How all this affects election decisions will be interesting, even disheartening. We’ve got a fistful of ballot measures seeking tax increases, all for good causes. It would be quite a stretch to imagine all of them sailing through like the ones last spring did.
Somehow, we manage to forget that the economy works in cycles. The market will not forever go mainly down in big 2-3 percent daily trading chunks, just as it was not destined to always emulate helium. Yes, the dot.scam days are done, but there will be more developments to get excited about in time, ideally ones with firmer foundations than that “New Economy” nonsense. Meanwhile the Internet world does continue to grow, however quietly now. More people are tapping in than ever.
Global warming may well be upon us, but we can bet the farm there’ll be a few snowy winters yet before we become Moab.
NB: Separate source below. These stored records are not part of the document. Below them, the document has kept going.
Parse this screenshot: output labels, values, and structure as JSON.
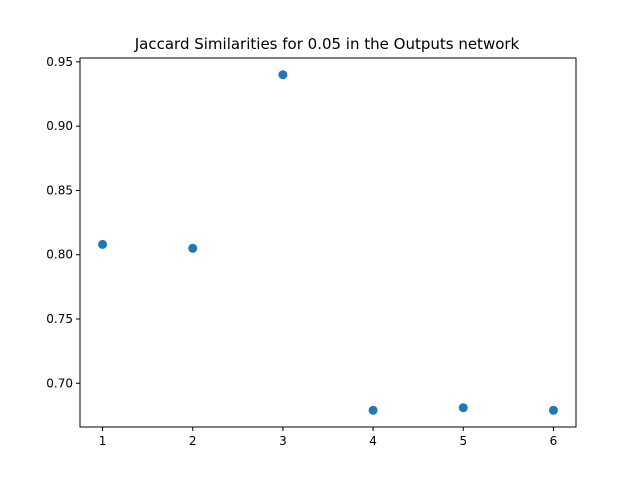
{
  "chart_data": {
    "type": "scatter",
    "title": "Jaccard Similarities for 0.05 in the Outputs network",
    "xlabel": "",
    "ylabel": "",
    "x": [
      1,
      2,
      3,
      4,
      5,
      6
    ],
    "y": [
      0.808,
      0.805,
      0.94,
      0.679,
      0.681,
      0.679
    ],
    "xlim": [
      0.75,
      6.25
    ],
    "ylim": [
      0.666,
      0.953
    ],
    "xticks": [
      1,
      2,
      3,
      4,
      5,
      6
    ],
    "yticks": [
      0.7,
      0.75,
      0.8,
      0.85,
      0.9,
      0.95
    ],
    "grid": false,
    "marker_color": "#1f77b4"
  }
}
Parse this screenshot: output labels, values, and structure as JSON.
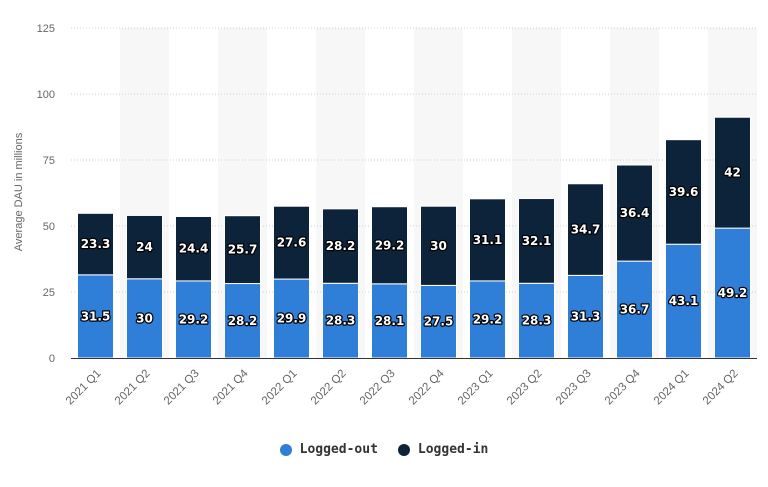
{
  "chart_data": {
    "type": "bar",
    "stacked": true,
    "categories": [
      "2021 Q1",
      "2021 Q2",
      "2021 Q3",
      "2021 Q4",
      "2022 Q1",
      "2022 Q2",
      "2022 Q3",
      "2022 Q4",
      "2023 Q1",
      "2023 Q2",
      "2023 Q3",
      "2023 Q4",
      "2024 Q1",
      "2024 Q2"
    ],
    "series": [
      {
        "name": "Logged-out",
        "color": "#2f7ed8",
        "values": [
          31.5,
          30,
          29.2,
          28.2,
          29.9,
          28.3,
          28.1,
          27.5,
          29.2,
          28.3,
          31.3,
          36.7,
          43.1,
          49.2
        ]
      },
      {
        "name": "Logged-in",
        "color": "#0d233a",
        "values": [
          23.3,
          24,
          24.4,
          25.7,
          27.6,
          28.2,
          29.2,
          30,
          31.1,
          32.1,
          34.7,
          36.4,
          39.6,
          42
        ]
      }
    ],
    "title": "",
    "xlabel": "",
    "ylabel": "Average DAU in millions",
    "ylim": [
      0,
      125
    ],
    "yticks": [
      0,
      25,
      50,
      75,
      100,
      125
    ],
    "grid": true,
    "legend_position": "bottom-center"
  }
}
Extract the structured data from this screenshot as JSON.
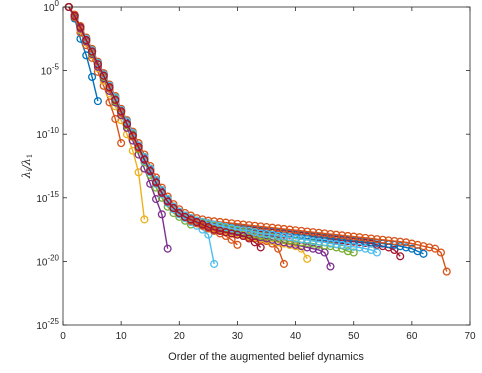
{
  "chart_data": {
    "type": "line",
    "title": "",
    "xlabel": "Order of the augmented belief dynamics",
    "ylabel": {
      "prefix": "λ",
      "prefix_sub": "i",
      "sep": "/λ",
      "sep_sub": "1"
    },
    "xlim": [
      0,
      70
    ],
    "ylim": [
      1e-25,
      1
    ],
    "yscale": "log",
    "grid": false,
    "legend": "none",
    "xticks": [
      0,
      10,
      20,
      30,
      40,
      50,
      60,
      70
    ],
    "xtick_labels": [
      "0",
      "10",
      "20",
      "30",
      "40",
      "50",
      "60",
      "70"
    ],
    "yticks_exp": [
      0,
      -5,
      -10,
      -15,
      -20,
      -25
    ],
    "ytick_labels": [
      {
        "base": "10",
        "exp": "0"
      },
      {
        "base": "10",
        "exp": "-5"
      },
      {
        "base": "10",
        "exp": "-10"
      },
      {
        "base": "10",
        "exp": "-15"
      },
      {
        "base": "10",
        "exp": "-20"
      },
      {
        "base": "10",
        "exp": "-25"
      }
    ],
    "colors": [
      "#0072BD",
      "#D95319",
      "#EDB120",
      "#7E2F8E",
      "#77AC30",
      "#4DBEEE",
      "#A2142F"
    ],
    "series": [
      {
        "color": "#0072BD",
        "final_order": 6,
        "log10_values": [
          0,
          -0.9,
          -2.5,
          -3.8,
          -5.5,
          -7.4
        ]
      },
      {
        "color": "#D95319",
        "final_order": 10,
        "log10_values": [
          0,
          -0.8,
          -2.0,
          -3.0,
          -4.0,
          -5.1,
          -6.2,
          -7.5,
          -8.8,
          -10.7
        ]
      },
      {
        "color": "#EDB120",
        "final_order": 14,
        "log10_values": [
          0,
          -0.7,
          -1.8,
          -2.8,
          -3.8,
          -4.8,
          -5.8,
          -6.8,
          -7.8,
          -8.9,
          -10.0,
          -11.3,
          -13.0,
          -16.7
        ]
      },
      {
        "color": "#7E2F8E",
        "final_order": 18,
        "log10_values": [
          0,
          -0.7,
          -1.7,
          -2.7,
          -3.7,
          -4.7,
          -5.6,
          -6.6,
          -7.5,
          -8.5,
          -9.5,
          -10.5,
          -11.6,
          -12.7,
          -13.9,
          -15.1,
          -16.3,
          -19.0
        ]
      },
      {
        "color": "#77AC30",
        "final_order": 22,
        "log10_values": [
          0,
          -0.7,
          -1.6,
          -2.6,
          -3.6,
          -4.5,
          -5.5,
          -6.4,
          -7.4,
          -8.3,
          -9.3,
          -10.2,
          -11.2,
          -12.2,
          -13.2,
          -14.2,
          -15.0,
          -15.7,
          -16.2,
          -16.5,
          -16.8,
          -17.1
        ]
      },
      {
        "color": "#4DBEEE",
        "final_order": 26,
        "log10_values": [
          0,
          -0.7,
          -1.6,
          -2.6,
          -3.5,
          -4.5,
          -5.4,
          -6.4,
          -7.3,
          -8.3,
          -9.2,
          -10.2,
          -11.1,
          -12.1,
          -13.0,
          -13.9,
          -14.7,
          -15.4,
          -15.9,
          -16.3,
          -16.6,
          -16.9,
          -17.2,
          -17.5,
          -17.9,
          -20.2
        ]
      },
      {
        "color": "#A2142F",
        "final_order": 58,
        "log10_values": [
          0,
          -0.7,
          -1.6,
          -2.5,
          -3.5,
          -4.4,
          -5.4,
          -6.3,
          -7.2,
          -8.2,
          -9.1,
          -10.0,
          -11.0,
          -11.9,
          -12.8,
          -13.7,
          -14.5,
          -15.2,
          -15.8,
          -16.2,
          -16.5,
          -16.7,
          -16.9,
          -17.0,
          -17.1,
          -17.2,
          -17.3,
          -17.35,
          -17.4,
          -17.45,
          -17.5,
          -17.55,
          -17.6,
          -17.65,
          -17.7,
          -17.75,
          -17.8,
          -17.85,
          -17.9,
          -17.95,
          -18.0,
          -18.05,
          -18.1,
          -18.15,
          -18.2,
          -18.25,
          -18.3,
          -18.35,
          -18.4,
          -18.45,
          -18.5,
          -18.55,
          -18.6,
          -18.7,
          -18.8,
          -18.9,
          -19.1,
          -19.6
        ]
      },
      {
        "color": "#0072BD",
        "final_order": 62,
        "log10_values": [
          0,
          -0.7,
          -1.6,
          -2.5,
          -3.4,
          -4.4,
          -5.3,
          -6.2,
          -7.2,
          -8.1,
          -9.0,
          -9.9,
          -10.9,
          -11.8,
          -12.7,
          -13.6,
          -14.4,
          -15.1,
          -15.7,
          -16.1,
          -16.4,
          -16.6,
          -16.8,
          -16.9,
          -17.0,
          -17.1,
          -17.2,
          -17.25,
          -17.3,
          -17.35,
          -17.4,
          -17.45,
          -17.5,
          -17.55,
          -17.6,
          -17.65,
          -17.7,
          -17.75,
          -17.8,
          -17.85,
          -17.9,
          -17.95,
          -18.0,
          -18.05,
          -18.1,
          -18.15,
          -18.2,
          -18.25,
          -18.3,
          -18.35,
          -18.4,
          -18.45,
          -18.5,
          -18.55,
          -18.6,
          -18.65,
          -18.7,
          -18.8,
          -18.9,
          -19.0,
          -19.2,
          -19.4
        ]
      },
      {
        "color": "#D95319",
        "final_order": 66,
        "log10_values": [
          0,
          -0.6,
          -1.5,
          -2.4,
          -3.3,
          -4.3,
          -5.2,
          -6.1,
          -7.0,
          -8.0,
          -8.9,
          -9.8,
          -10.7,
          -11.6,
          -12.5,
          -13.4,
          -14.2,
          -14.9,
          -15.5,
          -15.9,
          -16.2,
          -16.4,
          -16.6,
          -16.7,
          -16.8,
          -16.85,
          -16.9,
          -16.95,
          -17.0,
          -17.05,
          -17.1,
          -17.15,
          -17.2,
          -17.25,
          -17.3,
          -17.35,
          -17.4,
          -17.45,
          -17.5,
          -17.55,
          -17.6,
          -17.65,
          -17.7,
          -17.75,
          -17.8,
          -17.85,
          -17.9,
          -17.95,
          -18.0,
          -18.05,
          -18.1,
          -18.15,
          -18.2,
          -18.25,
          -18.3,
          -18.35,
          -18.4,
          -18.45,
          -18.5,
          -18.6,
          -18.7,
          -18.8,
          -18.9,
          -19.0,
          -19.3,
          -20.8
        ]
      },
      {
        "color": "#D95319",
        "final_order": 38,
        "log10_values": [
          0,
          -0.7,
          -1.6,
          -2.6,
          -3.5,
          -4.5,
          -5.4,
          -6.4,
          -7.3,
          -8.2,
          -9.2,
          -10.1,
          -11.1,
          -12.0,
          -12.9,
          -13.8,
          -14.6,
          -15.3,
          -15.8,
          -16.2,
          -16.5,
          -16.8,
          -17.0,
          -17.2,
          -17.4,
          -17.5,
          -17.6,
          -17.7,
          -17.8,
          -17.9,
          -18.0,
          -18.1,
          -18.2,
          -18.3,
          -18.4,
          -18.6,
          -19.0,
          -20.2
        ]
      },
      {
        "color": "#EDB120",
        "final_order": 42,
        "log10_values": [
          0,
          -0.7,
          -1.6,
          -2.6,
          -3.5,
          -4.4,
          -5.4,
          -6.3,
          -7.3,
          -8.2,
          -9.1,
          -10.1,
          -11.0,
          -11.9,
          -12.8,
          -13.7,
          -14.5,
          -15.2,
          -15.8,
          -16.2,
          -16.5,
          -16.7,
          -16.9,
          -17.1,
          -17.3,
          -17.4,
          -17.5,
          -17.6,
          -17.7,
          -17.8,
          -17.9,
          -18.0,
          -18.1,
          -18.2,
          -18.3,
          -18.4,
          -18.5,
          -18.6,
          -18.7,
          -18.8,
          -19.0,
          -19.8
        ]
      },
      {
        "color": "#7E2F8E",
        "final_order": 46,
        "log10_values": [
          0,
          -0.7,
          -1.6,
          -2.5,
          -3.5,
          -4.4,
          -5.3,
          -6.3,
          -7.2,
          -8.2,
          -9.1,
          -10.0,
          -10.9,
          -11.9,
          -12.8,
          -13.7,
          -14.5,
          -15.2,
          -15.8,
          -16.2,
          -16.5,
          -16.7,
          -16.9,
          -17.1,
          -17.2,
          -17.3,
          -17.4,
          -17.5,
          -17.6,
          -17.7,
          -17.8,
          -17.9,
          -18.0,
          -18.1,
          -18.2,
          -18.3,
          -18.4,
          -18.5,
          -18.6,
          -18.7,
          -18.8,
          -18.9,
          -19.0,
          -19.1,
          -19.3,
          -20.4
        ]
      },
      {
        "color": "#77AC30",
        "final_order": 50,
        "log10_values": [
          0,
          -0.7,
          -1.6,
          -2.5,
          -3.4,
          -4.4,
          -5.3,
          -6.2,
          -7.2,
          -8.1,
          -9.0,
          -10.0,
          -10.9,
          -11.8,
          -12.7,
          -13.6,
          -14.4,
          -15.1,
          -15.7,
          -16.1,
          -16.4,
          -16.6,
          -16.8,
          -16.95,
          -17.1,
          -17.2,
          -17.3,
          -17.4,
          -17.5,
          -17.6,
          -17.7,
          -17.8,
          -17.9,
          -18.0,
          -18.05,
          -18.1,
          -18.2,
          -18.3,
          -18.35,
          -18.4,
          -18.5,
          -18.55,
          -18.6,
          -18.7,
          -18.75,
          -18.8,
          -18.9,
          -19.0,
          -19.2,
          -19.3
        ]
      },
      {
        "color": "#4DBEEE",
        "final_order": 54,
        "log10_values": [
          0,
          -0.7,
          -1.6,
          -2.5,
          -3.4,
          -4.4,
          -5.3,
          -6.2,
          -7.1,
          -8.1,
          -9.0,
          -9.9,
          -10.9,
          -11.8,
          -12.7,
          -13.6,
          -14.4,
          -15.1,
          -15.7,
          -16.1,
          -16.4,
          -16.6,
          -16.8,
          -16.9,
          -17.0,
          -17.1,
          -17.2,
          -17.3,
          -17.4,
          -17.5,
          -17.55,
          -17.6,
          -17.7,
          -17.8,
          -17.85,
          -17.9,
          -18.0,
          -18.05,
          -18.1,
          -18.2,
          -18.25,
          -18.3,
          -18.4,
          -18.45,
          -18.5,
          -18.6,
          -18.65,
          -18.7,
          -18.8,
          -18.85,
          -18.9,
          -19.0,
          -19.1,
          -19.3
        ]
      },
      {
        "color": "#D95319",
        "final_order": 30,
        "log10_values": [
          0,
          -0.7,
          -1.6,
          -2.6,
          -3.5,
          -4.5,
          -5.4,
          -6.4,
          -7.3,
          -8.3,
          -9.2,
          -10.2,
          -11.1,
          -12.0,
          -12.9,
          -13.8,
          -14.6,
          -15.3,
          -15.8,
          -16.2,
          -16.5,
          -16.8,
          -17.0,
          -17.2,
          -17.4,
          -17.6,
          -17.8,
          -18.0,
          -18.3,
          -18.7
        ]
      },
      {
        "color": "#A2142F",
        "final_order": 34,
        "log10_values": [
          0,
          -0.7,
          -1.6,
          -2.6,
          -3.5,
          -4.5,
          -5.4,
          -6.3,
          -7.3,
          -8.2,
          -9.2,
          -10.1,
          -11.0,
          -12.0,
          -12.9,
          -13.8,
          -14.6,
          -15.3,
          -15.8,
          -16.2,
          -16.5,
          -16.7,
          -16.9,
          -17.1,
          -17.3,
          -17.5,
          -17.6,
          -17.7,
          -17.8,
          -17.9,
          -18.0,
          -18.2,
          -18.5,
          -18.9
        ]
      }
    ]
  }
}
Maybe the governor will even be compelled before Christmas to utter some wild-eyed exaggeration like: “It’s snowing all over Colorado!”
Even though our relatively gentle recession may yet bite harder before recovering more fully, the signs are not all doleful, either.
Developers stripped of belief in their indicators do not summon the bull dozers and endure the expense of building grand projects such as at Berry Creek and the Village at Avon, home to our first big box retailers and eventually 2,000 or so homes. Many of us may pine for that abandoned airstrip where a new era in High Country shopping is taking root. But it would be left to decay if our economic foundation and future truly were dark.
Yahoo! – remember them? – is reporting stronger than anticipated earnings, perhaps presaging the re-emergence of sounder dot-com enterprises. Traditional bellwether GE’s favorable earnings statement sent the Dow up 260 points Friday, after the index rose 240 points Thursday. At some point, an upward trend will settle in. It may come after war or the threat of war passes, after consumers recover from rattled nerves about spending, after winter. But it will come.
It’s been the Perfect Storm sort of year for the valley so tied to Wall Street and national happenings such as the Sept. 11 attacks, airline difficulties, struggling economy, bad boy (and girl) CEOs, looming war on Iraq. Combine that locally with low snow, fire and drought, and we’ve already weathered a lot. VR’s news to come will mean we’ll weather more yet, obviously.
Brace yourself. But also understand that all is not lost forever.